Crossing the Line*

13 1 5
                                    

For three weeks, a packed suitcase had sat in the trunk of his car. It wasn't a whim, or the result of a temporary mood. No Daddy's going out for a pack of cigarettes and just never comes back.

It had been a painful ratcheting forward, like trying to accelerate while jumping the clutch pedal, that had him secretly downing stomach relaxers and sleeping pills.

On a piece of scrap paper, he'd furtively calculated how much money he could withdraw from the bank without Lynn and the boys going hungry. Then he tore it up in disgust, calling himself every name in the book.

Not a week later, he found himself in front of the computer answering job postings all over the country, mentally crossing his fingers that none of them would solidify even as he proofread his resume one last time and clicked 'send'.

But they had. Invitations to interviews in four different cities had come in and he'd quickly stuffed some clothing in a suitcase in the predawn dark living room, slipping out the front door without making hardly a sound.
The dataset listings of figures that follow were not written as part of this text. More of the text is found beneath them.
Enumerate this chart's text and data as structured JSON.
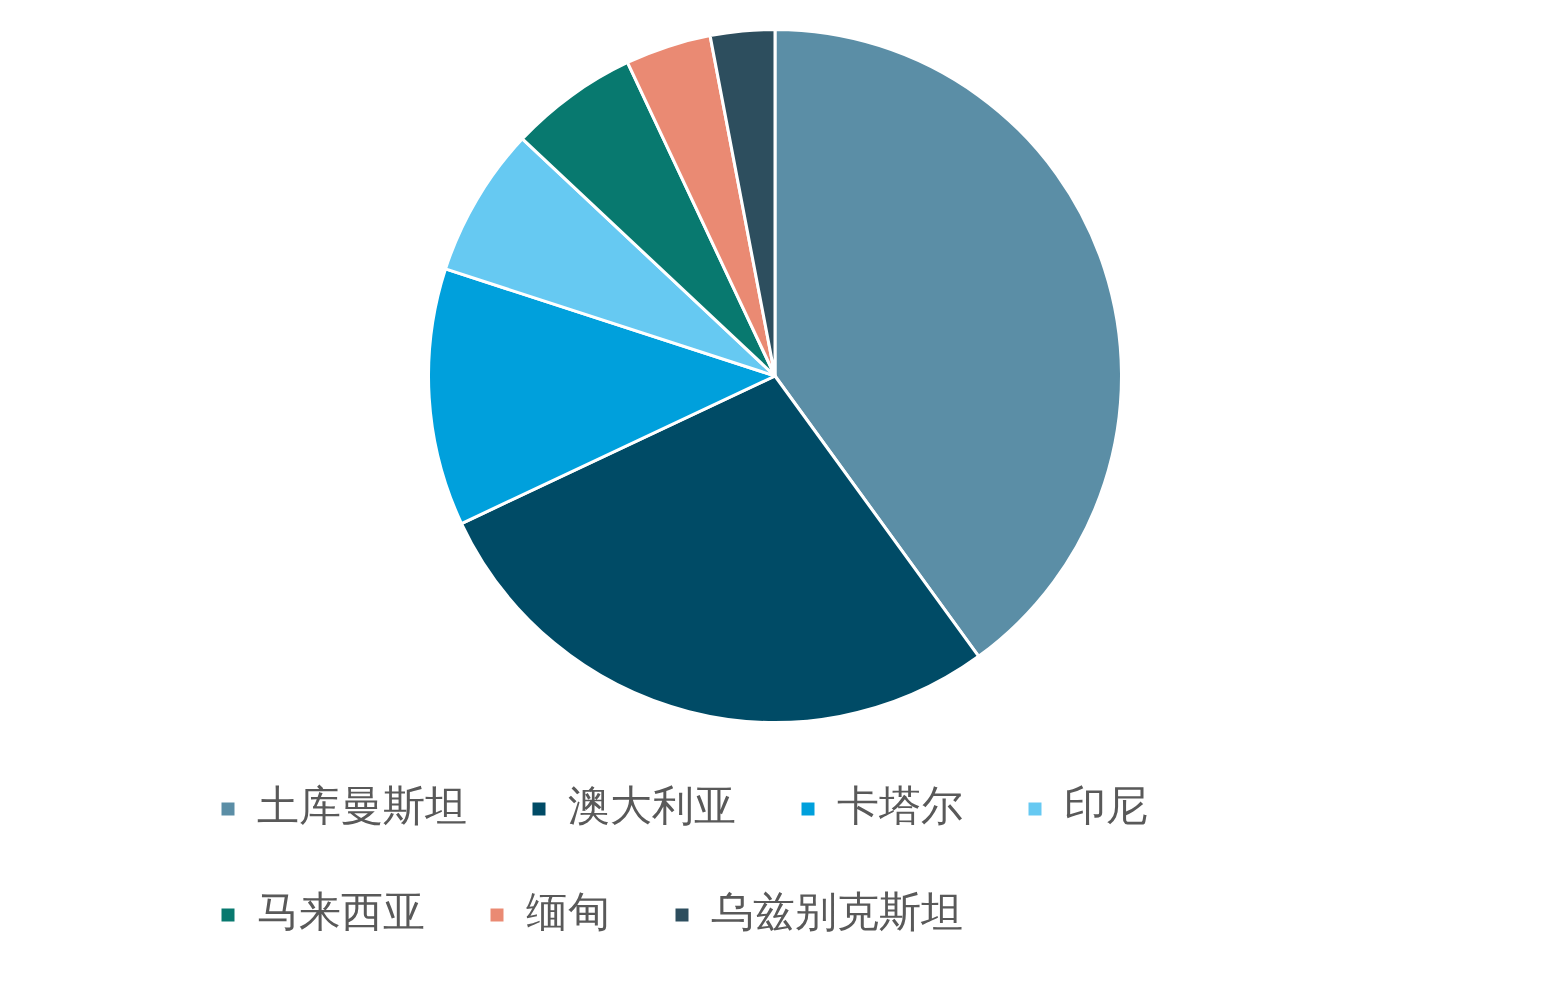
{
  "chart_data": {
    "type": "pie",
    "categories": [
      "土库曼斯坦",
      "澳大利亚",
      "卡塔尔",
      "印尼",
      "马来西亚",
      "缅甸",
      "乌兹别克斯坦"
    ],
    "values": [
      40,
      28,
      12,
      7,
      6,
      4,
      3
    ],
    "colors": [
      "#5b8ea6",
      "#004b66",
      "#00a0dc",
      "#66c9f2",
      "#08796f",
      "#ea8a73",
      "#2d4e5e"
    ],
    "legend": "bottom"
  }
}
He didn't make it far. He sat behind the wheel of his car staring at the bushes as the street lamps in the apartment complex's parking lot dimed and blinked off, asking himself what the hell he thought he was doing. Who the hell he thought he was.

Then he'd started the engine and driven to the local donut shop, bought a dozen of Lynn's favorites and gone back home with a smile on his face that didn't reach his eyes.
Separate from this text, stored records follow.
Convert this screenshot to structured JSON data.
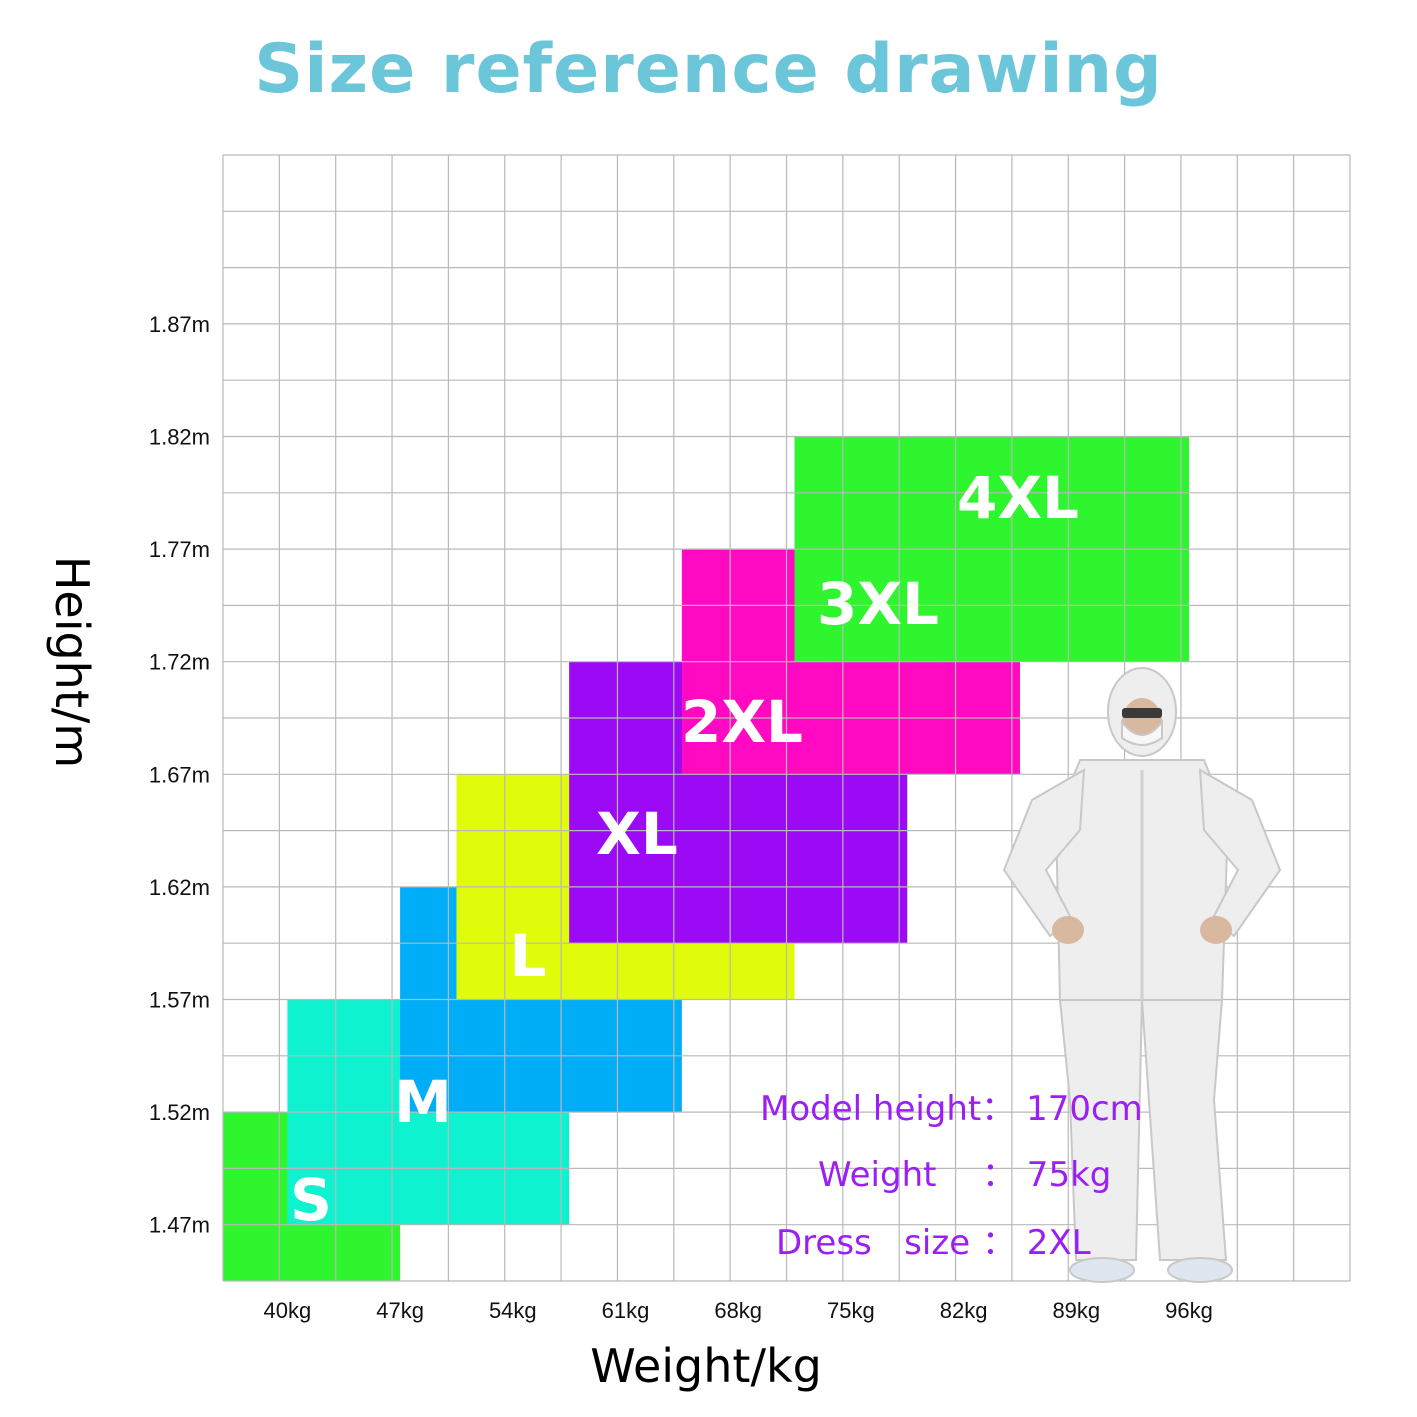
{
  "title": "Size reference drawing",
  "colors": {
    "title": "#6cc6d9",
    "grid": "#b9b9b9",
    "info_text": "#9b1ff2",
    "S": "#2ff52f",
    "M": "#0ff2d0",
    "L": "#00adf7",
    "XL": "#e0fc0b",
    "2XL": "#9b09f5",
    "3XL": "#ff09c3",
    "4XL": "#2ff52f"
  },
  "chart_data": {
    "type": "heatmap",
    "title": "Size reference drawing",
    "xlabel": "Weight/kg",
    "ylabel": "Height/m",
    "x_ticks": [
      {
        "label": "40kg",
        "value": 40
      },
      {
        "label": "47kg",
        "value": 47
      },
      {
        "label": "54kg",
        "value": 54
      },
      {
        "label": "61kg",
        "value": 61
      },
      {
        "label": "68kg",
        "value": 68
      },
      {
        "label": "75kg",
        "value": 75
      },
      {
        "label": "82kg",
        "value": 82
      },
      {
        "label": "89kg",
        "value": 89
      },
      {
        "label": "96kg",
        "value": 96
      }
    ],
    "y_ticks": [
      {
        "label": "1.87m",
        "value": 1.87
      },
      {
        "label": "1.82m",
        "value": 1.82
      },
      {
        "label": "1.77m",
        "value": 1.77
      },
      {
        "label": "1.72m",
        "value": 1.72
      },
      {
        "label": "1.67m",
        "value": 1.67
      },
      {
        "label": "1.62m",
        "value": 1.62
      },
      {
        "label": "1.57m",
        "value": 1.57
      },
      {
        "label": "1.52m",
        "value": 1.52
      },
      {
        "label": "1.47m",
        "value": 1.47
      }
    ],
    "xlim": [
      36,
      106
    ],
    "ylim": [
      1.445,
      1.945
    ],
    "grid": true,
    "sizes": [
      {
        "label": "S",
        "weight": [
          36,
          47
        ],
        "height": [
          1.445,
          1.52
        ]
      },
      {
        "label": "M",
        "weight": [
          40,
          57.5
        ],
        "height": [
          1.47,
          1.57
        ]
      },
      {
        "label": "L",
        "weight": [
          47,
          64.5
        ],
        "height": [
          1.52,
          1.62
        ]
      },
      {
        "label": "XL",
        "weight": [
          50.5,
          71.5
        ],
        "height": [
          1.57,
          1.67
        ]
      },
      {
        "label": "2XL",
        "weight": [
          57.5,
          78.5
        ],
        "height": [
          1.595,
          1.72
        ]
      },
      {
        "label": "3XL",
        "weight": [
          64.5,
          85.5
        ],
        "height": [
          1.67,
          1.77
        ]
      },
      {
        "label": "4XL",
        "weight": [
          71.5,
          96
        ],
        "height": [
          1.72,
          1.82
        ]
      }
    ]
  },
  "model_info": {
    "height_line": "Model height： 170cm",
    "weight_label": "Weight",
    "weight_value": "： 75kg",
    "size_label": "Dress   size",
    "size_value": "： 2XL"
  }
}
The suitcase he'd left in the trunk.

That was three weeks ago.

Now he was almost to the interstate.

He couldn't say how it had happened. It just had. One moment, he'd been trying to get Peter to stop shrieking and eat his dinner while Robbie danced in front of the blaring TV like a tiny hooligan, the sound of toys being kicked into the wall reverberating like gunshots. The next he'd gotten up, grabbed his keys, wallet and phone, put on his jacket and left, closing the door on his children, on his marriage, on eight years of his life.

The traffic on the Interstate was light. He merged in, keeping pace with the other cars, the other travelers on their own journeys to unknown destinations, into unknown futures.

There was a rest stop about an hour away he'd pull in at, call the nearest job two states further west.

Tell them he was coming. That he was already on his way.